Stocks declined at the opening of trade on Thursday, July 6, 2023 as investors’ concerns over the status of the economy and the trajectory of interest rates intensified in response to better-than-expected jobs statistics.
According to data from payroll processing company ADP, the number of jobs in the private sector climbed by 497,000 in June, the highest monthly growth since July 2022. The increase in June was significantly better than the downwardly revised 267,000 job growth in May and more than double the Dow Jones consensus estimate of 220,000 new jobs.
The official June payrolls report will be released on Friday. The ADP data, which is frequently erroneous and more volatile than other jobs data, is released today ahead of the more reliable official report due out on July 7, 2023. According to Dow Jones, economists anticipate that 240,000 non-farm payrolls were added last month, down from the 339,000 jobs added in May.
Traders may, however, now be anticipating a hotter reading that prompts the Fed to resume its rate-hiking campaign this month after pausing. According to CME Group’s FedWatch program, traders are factoring in a nearly 95% possibility of an increase at the central bank’s meeting this month.
A positive employment report may be detrimental to the stock market since it may indicate that the Federal Reserve (Fed) may raise interest rates more quickly. This is so that the Fed can keep inflation from out of control by raising interest rates, which it usually does when the economy is doing well.
The cost of borrowing money for firms increases as interest rates rise, which may result in slower economic growth. As a result, investors may find equities less alluring as they search for options with higher yields.
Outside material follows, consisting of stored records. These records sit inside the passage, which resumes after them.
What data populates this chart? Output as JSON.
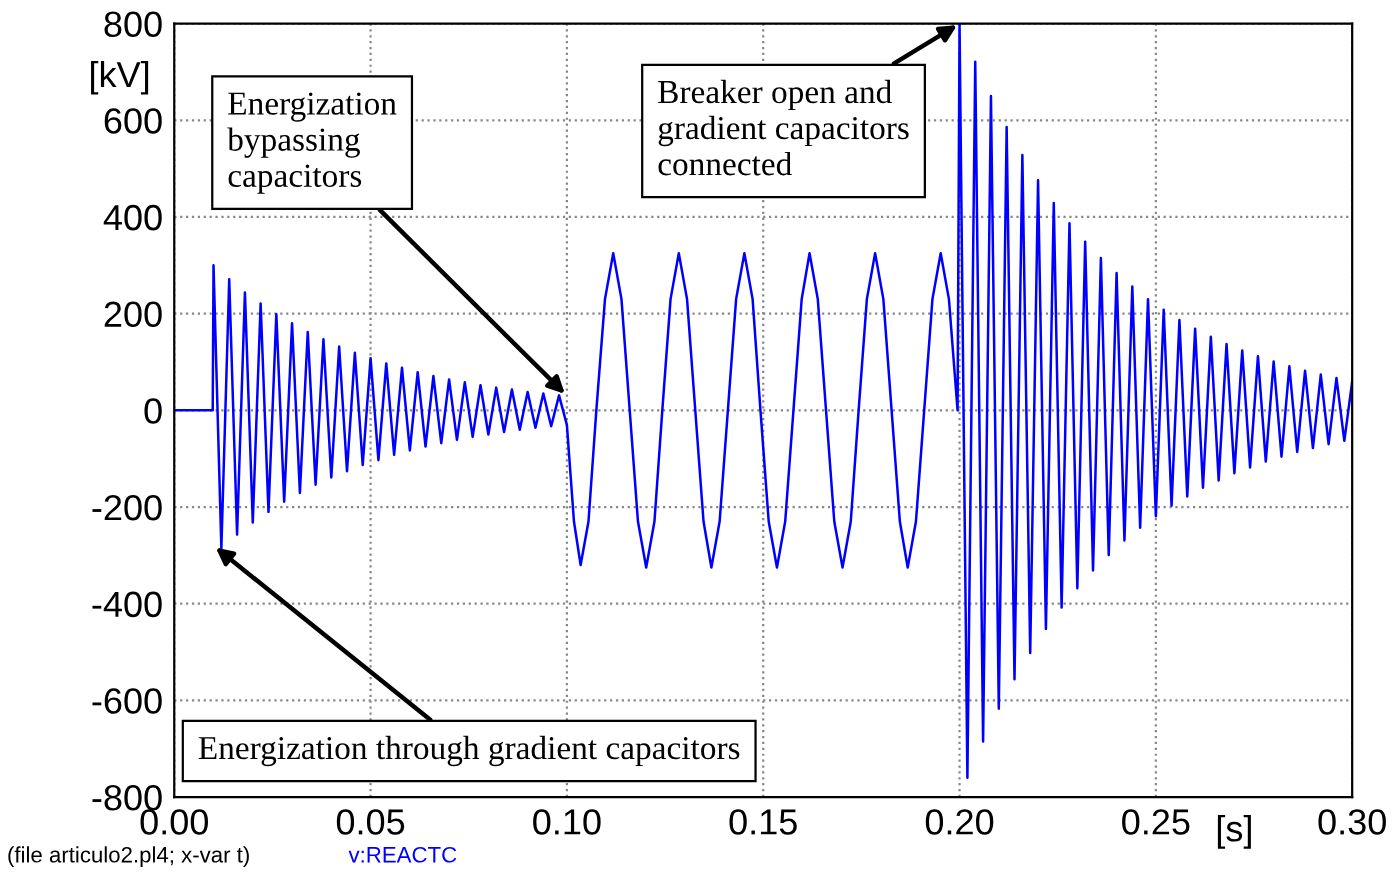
{
  "chart_data": {
    "type": "line",
    "ylabel": "[kV]",
    "xlabel": "[s]",
    "xlim": [
      0,
      0.3
    ],
    "ylim": [
      -800,
      800
    ],
    "xticks": [
      {
        "value": 0,
        "label": "0.00"
      },
      {
        "value": 0.05,
        "label": "0.05"
      },
      {
        "value": 0.1,
        "label": "0.10"
      },
      {
        "value": 0.15,
        "label": "0.15"
      },
      {
        "value": 0.2,
        "label": "0.20"
      },
      {
        "value": 0.25,
        "label": "0.25"
      },
      {
        "value": 0.3,
        "label": "0.30"
      }
    ],
    "yticks": [
      -800,
      -600,
      -400,
      -200,
      0,
      200,
      400,
      600,
      800
    ],
    "grid": true,
    "line_style": "solid",
    "series": [
      {
        "name": "v:REACTC",
        "color": "#0000ff",
        "x": [
          0,
          0.0098,
          0.01,
          0.012,
          0.014,
          0.016,
          0.018,
          0.02,
          0.022,
          0.024,
          0.026,
          0.028,
          0.03,
          0.032,
          0.034,
          0.036,
          0.038,
          0.04,
          0.042,
          0.044,
          0.046,
          0.048,
          0.05,
          0.052,
          0.054,
          0.056,
          0.058,
          0.06,
          0.062,
          0.064,
          0.066,
          0.068,
          0.07,
          0.072,
          0.074,
          0.076,
          0.078,
          0.08,
          0.082,
          0.084,
          0.086,
          0.088,
          0.09,
          0.092,
          0.094,
          0.096,
          0.098,
          0.1,
          0.1018,
          0.1035,
          0.1055,
          0.1075,
          0.1097,
          0.1118,
          0.1139,
          0.116,
          0.1181,
          0.1202,
          0.1223,
          0.1243,
          0.1264,
          0.1285,
          0.1306,
          0.1327,
          0.1348,
          0.1368,
          0.1389,
          0.141,
          0.1431,
          0.1452,
          0.1473,
          0.1493,
          0.1514,
          0.1535,
          0.1556,
          0.1577,
          0.1598,
          0.1618,
          0.1639,
          0.166,
          0.1681,
          0.1702,
          0.1723,
          0.1743,
          0.1764,
          0.1785,
          0.1806,
          0.1827,
          0.1848,
          0.1868,
          0.1889,
          0.191,
          0.1931,
          0.1952,
          0.1973,
          0.1995,
          0.2,
          0.202,
          0.204,
          0.206,
          0.208,
          0.21,
          0.212,
          0.214,
          0.216,
          0.218,
          0.22,
          0.222,
          0.224,
          0.226,
          0.228,
          0.23,
          0.232,
          0.234,
          0.236,
          0.238,
          0.24,
          0.242,
          0.244,
          0.246,
          0.248,
          0.25,
          0.252,
          0.254,
          0.256,
          0.258,
          0.26,
          0.262,
          0.264,
          0.266,
          0.268,
          0.27,
          0.272,
          0.274,
          0.276,
          0.278,
          0.28,
          0.282,
          0.284,
          0.286,
          0.288,
          0.29,
          0.292,
          0.294,
          0.296,
          0.298,
          0.3
        ],
        "values": [
          0,
          0,
          300,
          -285,
          271,
          -257,
          244,
          -232,
          221,
          -210,
          199,
          -189,
          180,
          -171,
          162,
          -154,
          147,
          -139,
          132,
          -126,
          119,
          -113,
          108,
          -103,
          97,
          -92,
          88,
          -83,
          79,
          -75,
          71,
          -68,
          64,
          -61,
          58,
          -55,
          52,
          -50,
          47,
          -45,
          43,
          -40,
          38,
          -36,
          35,
          -33,
          31,
          -30,
          -230,
          -320,
          -230,
          0,
          230,
          325,
          230,
          0,
          -230,
          -325,
          -230,
          0,
          230,
          325,
          230,
          0,
          -230,
          -325,
          -230,
          0,
          230,
          325,
          230,
          0,
          -230,
          -325,
          -230,
          0,
          230,
          325,
          230,
          0,
          -230,
          -325,
          -230,
          0,
          230,
          325,
          230,
          0,
          -230,
          -325,
          -230,
          0,
          230,
          325,
          230,
          0,
          800,
          -760,
          721,
          -685,
          650,
          -617,
          586,
          -556,
          528,
          -502,
          476,
          -452,
          429,
          -408,
          387,
          -368,
          349,
          -331,
          315,
          -299,
          284,
          -269,
          256,
          -243,
          230,
          -219,
          208,
          -197,
          187,
          -178,
          169,
          -160,
          152,
          -145,
          137,
          -130,
          124,
          -118,
          112,
          -106,
          101,
          -96,
          91,
          -86,
          82,
          -78,
          74,
          -70,
          67,
          -63,
          60
        ]
      }
    ],
    "annotations": [
      {
        "text": "Energization\nbypassing\ncapacitors",
        "x": 0.1,
        "y": 30
      },
      {
        "text": "Breaker open and\ngradient capacitors\nconnected",
        "x": 0.2,
        "y": 800
      },
      {
        "text": "Energization through gradient capacitors",
        "x": 0.01,
        "y": -280
      },
      "(file articulo2.pl4; x-var t)"
    ]
  }
}
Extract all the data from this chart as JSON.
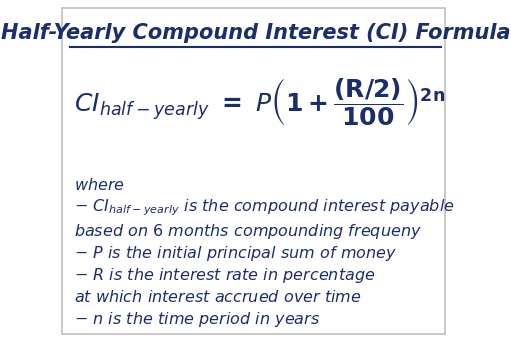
{
  "title": "Half-Yearly Compound Interest (CI) Formula",
  "title_color": "#1a2e6e",
  "title_fontsize": 15,
  "formula_color": "#1a2e6e",
  "formula_fontsize": 18,
  "text_color": "#1a2e6e",
  "bg_color": "#ffffff",
  "border_color": "#c0c0c0",
  "desc_fontsize": 11.5
}
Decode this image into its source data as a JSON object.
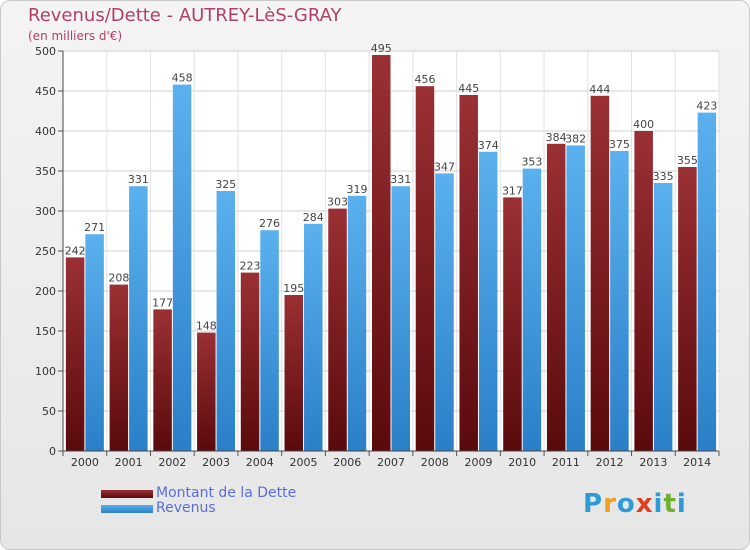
{
  "header": {
    "title": "Revenus/Dette - AUTREY-LèS-GRAY",
    "subtitle": "(en milliers d'€)"
  },
  "legend": {
    "items": [
      {
        "label": "Montant de la Dette",
        "color": "#7a1f22"
      },
      {
        "label": "Revenus",
        "color": "#4aa3e6"
      }
    ]
  },
  "logo": {
    "letters": [
      "P",
      "r",
      "o",
      "x",
      "i",
      "t",
      "i"
    ],
    "colors": [
      "#2e9ad6",
      "#f0a020",
      "#2e9ad6",
      "#e04020",
      "#2e9ad6",
      "#70b030",
      "#2e9ad6"
    ]
  },
  "chart_data": {
    "type": "bar",
    "title": "Revenus/Dette - AUTREY-LèS-GRAY",
    "ylabel": "(en milliers d'€)",
    "xlabel": "",
    "ylim": [
      0,
      500
    ],
    "yticks": [
      0,
      50,
      100,
      150,
      200,
      250,
      300,
      350,
      400,
      450,
      500
    ],
    "grid": true,
    "legend_position": "bottom-left",
    "categories": [
      "2000",
      "2001",
      "2002",
      "2003",
      "2004",
      "2005",
      "2006",
      "2007",
      "2008",
      "2009",
      "2010",
      "2011",
      "2012",
      "2013",
      "2014"
    ],
    "series": [
      {
        "name": "Montant de la Dette",
        "color": "#7a1f22",
        "values": [
          242,
          208,
          177,
          148,
          223,
          195,
          303,
          495,
          456,
          445,
          317,
          384,
          444,
          400,
          355
        ]
      },
      {
        "name": "Revenus",
        "color": "#4aa3e6",
        "values": [
          271,
          331,
          458,
          325,
          276,
          284,
          319,
          331,
          347,
          374,
          353,
          382,
          375,
          335,
          423
        ]
      }
    ]
  }
}
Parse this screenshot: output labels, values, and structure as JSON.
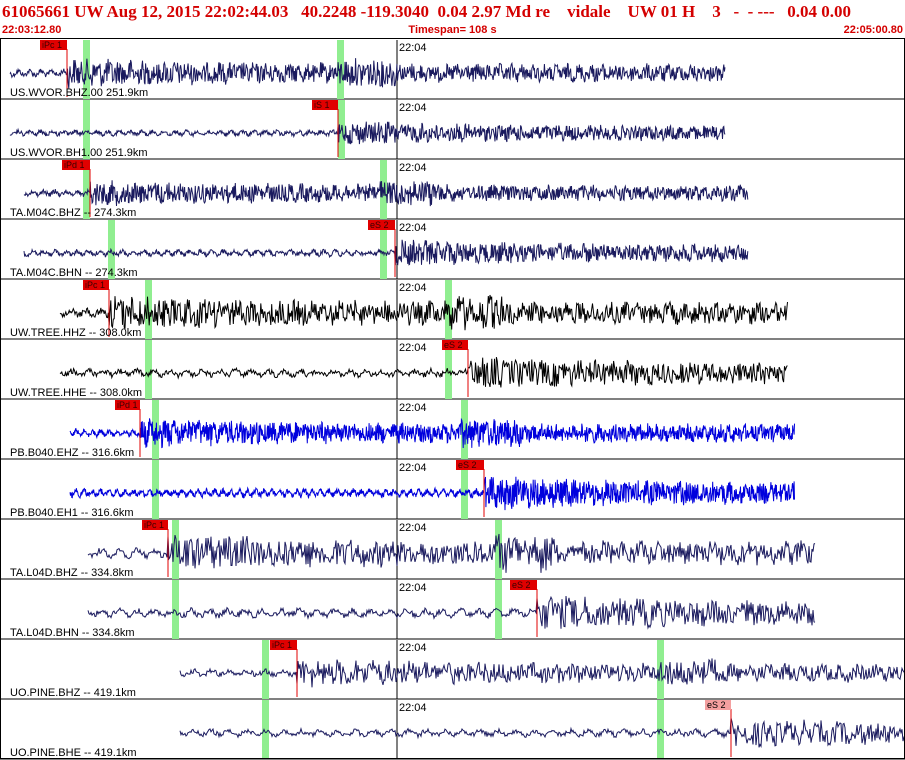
{
  "header": {
    "title": "61065661 UW Aug 12, 2015 22:02:44.03   40.2248 -119.3040  0.04 2.97 Md re    vidale    UW 01 H    3   -  - ---   0.04 0.00",
    "start_time": "22:03:12.80",
    "timespan": "Timespan= 108 s",
    "end_time": "22:05:00.80"
  },
  "time_tick": "22:04",
  "colors": {
    "header_text": "#d40000",
    "trace_dark": "#1a1a5e",
    "trace_black": "#000000",
    "trace_blue": "#0000dd",
    "pick_flag": "#e00000",
    "pick_flag_light": "#f4a0a0",
    "window_green": "#90ee90"
  },
  "channels": [
    {
      "label": "US.WVOR.BHZ.00  251.9km",
      "pick": "iPc 1",
      "color": "dark",
      "amp": 0.45,
      "freq": 1.6
    },
    {
      "label": "US.WVOR.BH1.00  251.9km",
      "pick": "iS 1",
      "color": "dark",
      "amp": 0.35,
      "freq": 1.6
    },
    {
      "label": "TA.M04C.BHZ --  274.3km",
      "pick": "iPd 1",
      "color": "dark",
      "amp": 0.4,
      "freq": 1.6
    },
    {
      "label": "TA.M04C.BHN --  274.3km",
      "pick": "eS 2",
      "color": "dark",
      "amp": 0.4,
      "freq": 1.6
    },
    {
      "label": "UW.TREE.HHZ --  308.0km",
      "pick": "iPc 1",
      "color": "black",
      "amp": 0.55,
      "freq": 1.2
    },
    {
      "label": "UW.TREE.HHE --  308.0km",
      "pick": "eS 2",
      "color": "black",
      "amp": 0.5,
      "freq": 1.1
    },
    {
      "label": "PB.B040.EHZ --  316.6km",
      "pick": "iPd 1",
      "color": "blue",
      "amp": 0.45,
      "freq": 2.2
    },
    {
      "label": "PB.B040.EH1 --  316.6km",
      "pick": "eS 2",
      "color": "blue",
      "amp": 0.5,
      "freq": 2.2
    },
    {
      "label": "TA.L04D.BHZ --  334.8km",
      "pick": "iPc 1",
      "color": "dark",
      "amp": 0.6,
      "freq": 1.0
    },
    {
      "label": "TA.L04D.BHN --  334.8km",
      "pick": "eS 2",
      "color": "dark",
      "amp": 0.55,
      "freq": 1.0
    },
    {
      "label": "UO.PINE.BHZ --  419.1km",
      "pick": "iPc 1",
      "color": "dark",
      "amp": 0.45,
      "freq": 1.0
    },
    {
      "label": "UO.PINE.BHE --  419.1km",
      "pick": "eS 2",
      "color": "dark",
      "amp": 0.45,
      "freq": 1.0
    }
  ]
}
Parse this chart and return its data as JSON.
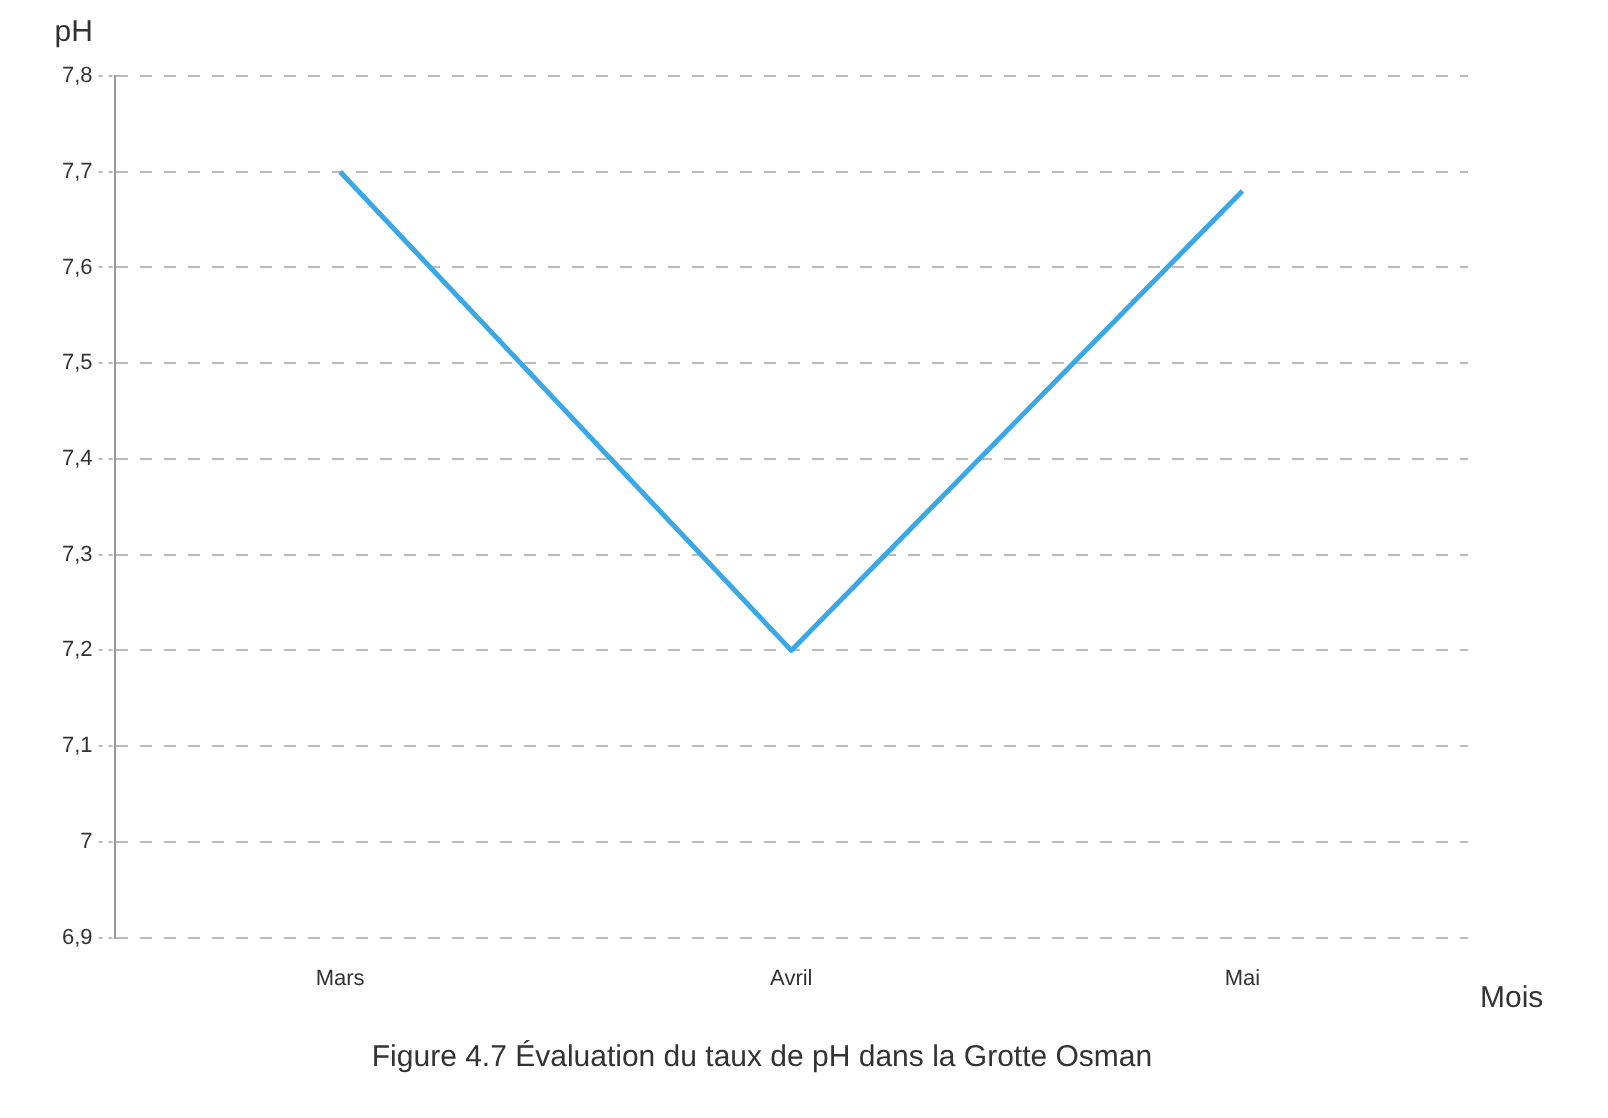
{
  "chart_data": {
    "type": "line",
    "title": "Figure 4.7 Évaluation du taux de pH dans la Grotte Osman",
    "xlabel": "Mois",
    "ylabel": "pH",
    "categories": [
      "Mars",
      "Avril",
      "Mai"
    ],
    "series": [
      {
        "color": "#3aa8e6",
        "values": [
          7.7,
          7.2,
          7.68
        ]
      }
    ],
    "ylim": [
      6.9,
      7.8
    ],
    "yticks": [
      {
        "value": 6.9,
        "label": "6,9"
      },
      {
        "value": 7,
        "label": "7"
      },
      {
        "value": 7.1,
        "label": "7,1"
      },
      {
        "value": 7.2,
        "label": "7,2"
      },
      {
        "value": 7.3,
        "label": "7,3"
      },
      {
        "value": 7.4,
        "label": "7,4"
      },
      {
        "value": 7.5,
        "label": "7,5"
      },
      {
        "value": 7.6,
        "label": "7,6"
      },
      {
        "value": 7.7,
        "label": "7,7"
      },
      {
        "value": 7.8,
        "label": "7,8"
      }
    ],
    "grid": "y",
    "legend": false,
    "marker": "none",
    "line_style": "solid"
  }
}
A positive job report might also result in increased pay, which will raise the cost of doing business for businesses. Because businesses may be less likely to invest in new initiatives if they are facing higher expenses, this might also result in slower economic growth.
Because higher interest rates and slower economic development can emerge from a positive jobs report, it can occasionally be interpreted as a negative indicator for the stock market. The effect of a positive job report on the stock market, however, might differ based on the precise conditions, so it is vital to keep in mind that this is not always the case.
Here are some examples from the past showing how a positive employment report could harm the stock market:
- More than anticipated, the US economy created 339,000 new employment in May 2022. Due to investors’ concerns that the Fed will increase interest rates more aggressively, this caused a sell-off in the stock market.
- 194,000 new employment were created in the US economy in September 2021, which was also higher than anticipated. Due to investors’ concerns that the Fed might raise interest rates earlier than anticipated, this caused a sell-off in the stock market.